Pénurie grand-ducale
D’ici 2030, il faudrait 80.000 logements supplémentaires afin de répondre à la demande, faute de quoi le prix du mètre carré continuera de grimper. La population du pays augmente plus vite que la construction des habitations et le Statec estime qu’il manquera 27.000 logements en 2030. Cela fait dix ans que le pays compte 10.000 nouveaux arrivants chaque année, ce qui équivaut à la population de la ville d’Hesperange.
Les raisons de cette pénurie sont bien connues des autorités et de la population… et l’une d’elles est que l’Etat n’est pas propriétaire de beaucoup de terrains, il ne peut donc pas directement construire afin de répondre à la demande. Le Luxembourg connaît en effet beaucoup de propriétaires privés qui ne souhaitent pas construire de logements. Ils préfèrent garder leurs terrains comme un investissement pour l’avenir, espérant une évolution de sa valeur sur quinze à vingt ans.
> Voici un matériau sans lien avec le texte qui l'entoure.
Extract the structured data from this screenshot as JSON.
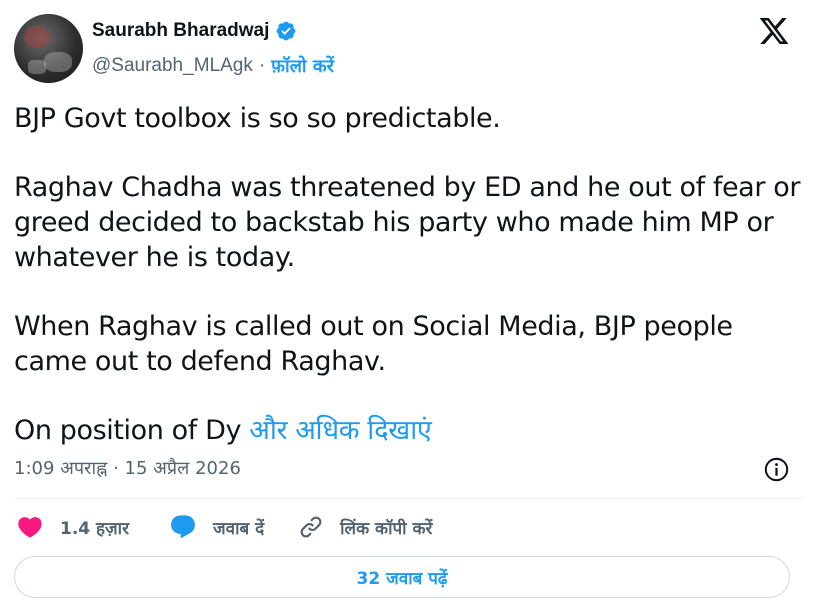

Pourtant, «il n’est plus possible de tolérer que les propriétaires utilisent leurs terres comme des produits financiers en ces temps de pénurie», nous dit Gilles Hempel.
 
Concept ancien, idée nouvelle
C’est pourquoi il propose une idée nouvelle sur base d’un concept qui a déjà fait ses preuves. Le bail emphytéotique serait alors imposé aux propriétaires terriens qui refusent d’exploiter leurs biens en un temps imparti et raisonnable. Bien évidemment, ne sont pas visés les petits possédants mais bien des grands détenteurs de terres constructibles. Un promoteur public serait alors choisi en fonction de la modestie de ses projets pour développer les terrains. Le bail emphytéotique imposé n’est pas une expropriation car le terrain reste la propriété de son propriétaire qui bénéficiera en outre, d’une indemnisation annuelle et l’Etat pourrait garantir de le lui racheter au prix du marché à tout moment.
Gilles Hempel est convaincu que le concept pourrait, à court terme, permettre la création de beaucoup de logements. Il ne croit pas à la solution unique qui répondrait à la pénurie actuelle mais à une diversité de moyens innovants à mettre en place. «Nous avons besoin de discussions sans tabou sur le sujet et d’un courage politique car l’action est dorénavant urgente».